In return for his gifts, Ahmad received a signed and framed portrait of King George to deliver to his uncle, Shaikh Salim. McCallum observes that while Faisal and the Nejd delegation had spent eight minutes with the King, the Kuwaiti party was granted seventeen minutes and that the Kuwaitis – who had timed the events – were delighted and considered this a ‘great score over the others’.

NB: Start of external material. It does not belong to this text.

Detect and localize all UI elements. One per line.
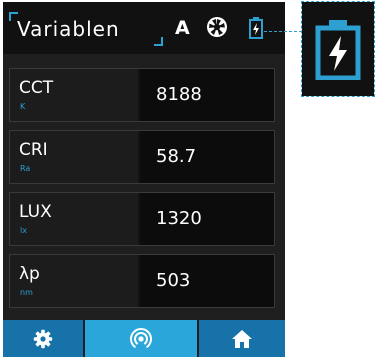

Despite the visit’s inauspicious beginning, McCallum – who enjoyed a good relationship with Ahmad – managed to rectify the situation. In his account of the visit, he was able to conclude that he believed it had done Ahmad ‘a very great deal of good […] if we pay him sufficient attention in the future I have no doubt when his time comes we will have a really good friend’. McCallum’s effort was to prove worthwhile as in 1921, three years after his visit, Ahmad succeeded his uncle as ruler of Kuwait. He was to remain in power for almost thirty years until his death in 1950.
Ahmad’s visit typifies the manner in which official state visits – combined with ritualistic gift-giving and ceremonial audiences with the ruling monarch – were used by the British as a means to impress, befriend and co-opt the ruling elites of their numerous client and vassal states from around their global empire.